Systematic lupus erythematosus

Systematic lupus erythematosus (SLE) is a complex inflammatory disease involving multiple organs like the skin, the musculoskeletal system, the kidneys and the central nervous system (CNS). The most common manifestation of advanced SLE is lupus nephritis (LN). The incidence of LN is approximately 40% in SLE patients. SLE is characterized by antibody accumulation, continuous increase of the protein levels from complement system and macrophage activation. These molecular processes lead to aggressive disease progression and are often insensitive to treatment.  Standard procedure for diagnosis is based on anti-double-stranded (ds) DNA antibodies and complement 3 (C3) and 4 (C4) measurements showing moderate clinical performance with sensitivity and specificity values in a range of  53–100% and 50–71%, respectively. Therefore, new non-invasive methods are in high demand for improved management of SLE patients, aiming to provide important information about early disease stage. 

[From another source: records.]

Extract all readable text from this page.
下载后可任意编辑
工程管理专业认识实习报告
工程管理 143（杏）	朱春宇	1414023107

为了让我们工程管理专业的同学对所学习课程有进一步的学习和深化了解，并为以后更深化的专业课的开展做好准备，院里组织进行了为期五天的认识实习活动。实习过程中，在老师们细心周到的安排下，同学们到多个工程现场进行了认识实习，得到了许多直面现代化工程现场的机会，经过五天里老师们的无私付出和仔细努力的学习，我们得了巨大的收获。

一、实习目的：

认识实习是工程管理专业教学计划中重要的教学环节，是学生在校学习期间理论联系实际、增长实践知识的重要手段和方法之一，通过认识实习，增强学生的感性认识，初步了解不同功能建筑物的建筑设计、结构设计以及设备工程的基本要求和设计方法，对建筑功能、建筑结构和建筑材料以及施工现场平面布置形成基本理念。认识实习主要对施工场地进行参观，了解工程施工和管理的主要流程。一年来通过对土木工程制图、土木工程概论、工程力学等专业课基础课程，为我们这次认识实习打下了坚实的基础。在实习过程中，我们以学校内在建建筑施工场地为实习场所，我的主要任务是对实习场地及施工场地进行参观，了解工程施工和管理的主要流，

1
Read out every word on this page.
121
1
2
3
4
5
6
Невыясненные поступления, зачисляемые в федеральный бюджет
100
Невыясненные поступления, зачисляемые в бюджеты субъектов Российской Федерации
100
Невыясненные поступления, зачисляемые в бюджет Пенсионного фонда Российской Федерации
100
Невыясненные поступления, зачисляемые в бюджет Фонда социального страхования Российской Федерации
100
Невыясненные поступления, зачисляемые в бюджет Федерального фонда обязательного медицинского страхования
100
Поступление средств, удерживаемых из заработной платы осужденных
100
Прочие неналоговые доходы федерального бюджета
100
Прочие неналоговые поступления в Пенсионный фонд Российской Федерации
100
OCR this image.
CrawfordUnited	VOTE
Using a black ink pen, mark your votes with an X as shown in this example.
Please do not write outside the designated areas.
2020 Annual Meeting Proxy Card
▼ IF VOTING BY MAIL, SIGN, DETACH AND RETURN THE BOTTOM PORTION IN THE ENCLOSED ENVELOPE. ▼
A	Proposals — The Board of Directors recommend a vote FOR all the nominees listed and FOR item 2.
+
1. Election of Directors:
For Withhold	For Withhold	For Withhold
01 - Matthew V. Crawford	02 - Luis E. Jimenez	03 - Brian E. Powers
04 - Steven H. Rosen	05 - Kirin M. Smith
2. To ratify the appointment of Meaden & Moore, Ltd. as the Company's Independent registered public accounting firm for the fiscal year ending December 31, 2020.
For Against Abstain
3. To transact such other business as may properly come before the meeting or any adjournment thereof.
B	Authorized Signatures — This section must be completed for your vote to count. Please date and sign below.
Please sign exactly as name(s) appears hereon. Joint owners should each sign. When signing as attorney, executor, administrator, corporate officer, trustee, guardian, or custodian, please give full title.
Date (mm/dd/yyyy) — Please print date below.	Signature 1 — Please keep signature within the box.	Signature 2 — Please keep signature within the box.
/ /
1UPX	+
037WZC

A panel of urinary peptide markers that reflected SLE without LN, additionally improving SLE diagnosis of these patients was constructed by conducting discovery and validation study on  34 SLE patients and 58 healthy individuals. A peptide marker panel composed of 95 peptide markers was established and further refined by using the peptide profiles of additional 36 LN patients to eliminate peptides cross-reactive with LN. In this way, a diagnostic classifier with 65 SLE-specific peptide markers was established and further validated in an independent test set of 23 LN patients and 22 patients without SLE, but with other renal diseases. The classifier achieved an AUC of 0.80, corresponding to a sensitivity and specificity of 83% and 73% at the best cut-off, respectively. The study workflow is shown in Figure 1.

Figure 1. SLE study design.




  1. Pejchinovski M, Siwy J, Mullen W, Mischak H, Petri MA, Burkly LC, Wei R. Urinary peptidomic biomarkers for diagnosis of patients with systematic lupus erythematosus. Lupus 2017; 27 (1): 6-16.